Potem następuje faza planowania i programowania, czyli skłonić przeciwnika do użycia określonego, preferowanej przez siebie broni i w oparciu o to opracować taktykę walki. Aspekt dezinformacji przeciwnika, manipulacji informacją itd. Prawdziwy sport, prawdziwa zabawa taktyczna. Kończy się niestety z chwilą uruchomienia działek.
A potem ... wygrać lub przegrać w zależności czy starania podjęte do wygrania walki wykonane zostały z należytą starannością i czy starczy umiejętności by wykorzystać tą wiedzę. Dlatego nie zgodzę się, że turniej z ustalonymi zasadami i znanymi przeciwnikami jest gorszy niż szukanie potencjalnych celów na roamingu, bo roamujac bierze się te same dane, dane o tym co mam, co ma przeciwnik i czy uda sie go sklonic do popełnienia błędu.
@M
W sprawie duelu, na tą chwilę muszę powiedzieć pass. Obawiam się, że starując teraz do walki próbował bym załadować 200 mm autocanon II zamontowany na Manticore amunicją Null L co na zdrowie by mi nie wyszło.
SokoleOko:
--- Cytat: Edmund w Styczeń 13, 2011, 11:54:47 ---Prawdziwy sport
--- Koniec cytatu ---
No właśnie - PvP w Eve nie jest sportem, tylko wojną. Przeciwnik ma zostać w błocie z odciskiem mojego buta na twarzy.
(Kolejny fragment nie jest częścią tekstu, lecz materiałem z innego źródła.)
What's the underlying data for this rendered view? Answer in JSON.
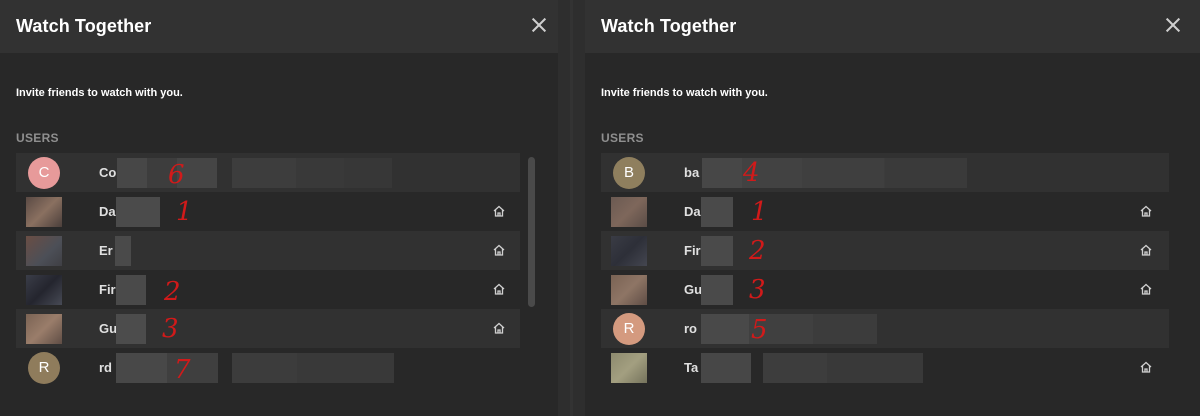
{
  "left": {
    "title": "Watch Together",
    "subtitle": "Invite friends to watch with you.",
    "section": "USERS",
    "users": [
      {
        "initial": "C",
        "name": "Co",
        "mark": "6",
        "home": false
      },
      {
        "initial": "",
        "name": "Da",
        "mark": "1",
        "home": true
      },
      {
        "initial": "",
        "name": "Er",
        "mark": "",
        "home": true
      },
      {
        "initial": "",
        "name": "Fir",
        "mark": "2",
        "home": true
      },
      {
        "initial": "",
        "name": "Gu",
        "mark": "3",
        "home": true
      },
      {
        "initial": "R",
        "name": "rd",
        "mark": "7",
        "home": false
      }
    ]
  },
  "right": {
    "title": "Watch Together",
    "subtitle": "Invite friends to watch with you.",
    "section": "USERS",
    "users": [
      {
        "initial": "B",
        "name": "ba",
        "mark": "4",
        "home": false
      },
      {
        "initial": "",
        "name": "Da",
        "mark": "1",
        "home": true
      },
      {
        "initial": "",
        "name": "Fir",
        "mark": "2",
        "home": true
      },
      {
        "initial": "",
        "name": "Gu",
        "mark": "3",
        "home": true
      },
      {
        "initial": "R",
        "name": "ro",
        "mark": "5",
        "home": false
      },
      {
        "initial": "",
        "name": "Ta",
        "mark": "",
        "home": true
      }
    ]
  },
  "icons": {
    "close": "close-icon",
    "home": "home-icon"
  },
  "colors": {
    "background": "#282828",
    "header": "#323232",
    "row": "#313131",
    "annotation": "#d11a1a"
  }
}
Zamiast pomóc mu wstać, zapakuję mu jeszcze na do widzenia kulkę w łeb.
Jak ktoś ma ochotę na e-sport, to od tego jest CS, CoD czy inne gierki, gdzie toczą się sportowe rozgrywki klanowe.
Dormio:
--- Cytat: SokoleOko w Styczeń 13, 2011, 12:26:32 ---No właśnie - PvP w Eve nie jest sportem, tylko wojną. Przeciwnik ma zostać w błocie z odciskiem mojego buta na twarzy. Zamiast pomóc mu wstać, zapakuję mu jeszcze na do widzenia kulkę w łeb.
Jak ktoś ma ochotę na e-sport, to od tego jest CS, CoD czy inne gierki, gdzie toczą się sportowe rozgrywki klanowe.
--- Koniec cytatu ---
A dlaczego w EVE wg Ciebie ktoś nie może podchodzić sportowo do PVP ? Szczególnie jeśli obie strony się na to zgadzają ?
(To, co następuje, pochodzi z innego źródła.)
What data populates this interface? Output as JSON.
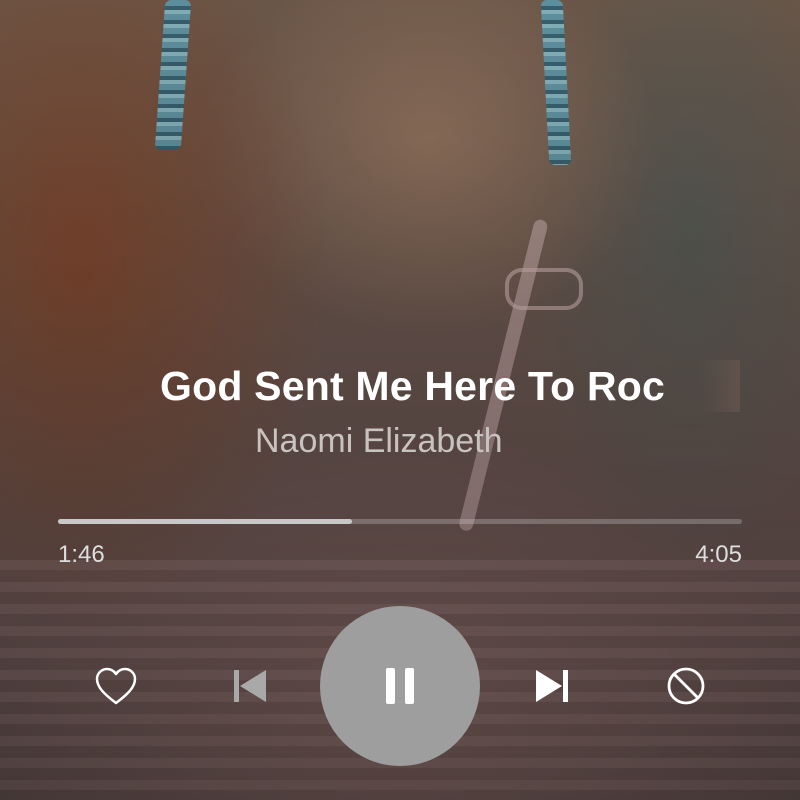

Zapominasz, że to GRA i pomimo dość rozbudowanej sekcji PVP to wciąż pozostaje grą i jedynie ludzie określają na co się zgadzają, a na co nie. Nie ma to oczywiście nic wspólnego z honorem, wojną czy czymkolwiek. PVP w końcu to NIE JEST tylko WOJNA, to interakcja i rywalizacja między graczami. Ty sprowadzasz to do walki, ale nie rozumiem dlaczego ograniczasz do wojny.
Jeśli się z kimś na coś umówisz i ktoś Ciebie oszuka, to więcej nie będziesz się z tym kimś umawiać. Nie ma znaczenia jaką Ty czy Twój przeciwnik dorobi przy okazji ideologię (szczególnie ten oszukujący).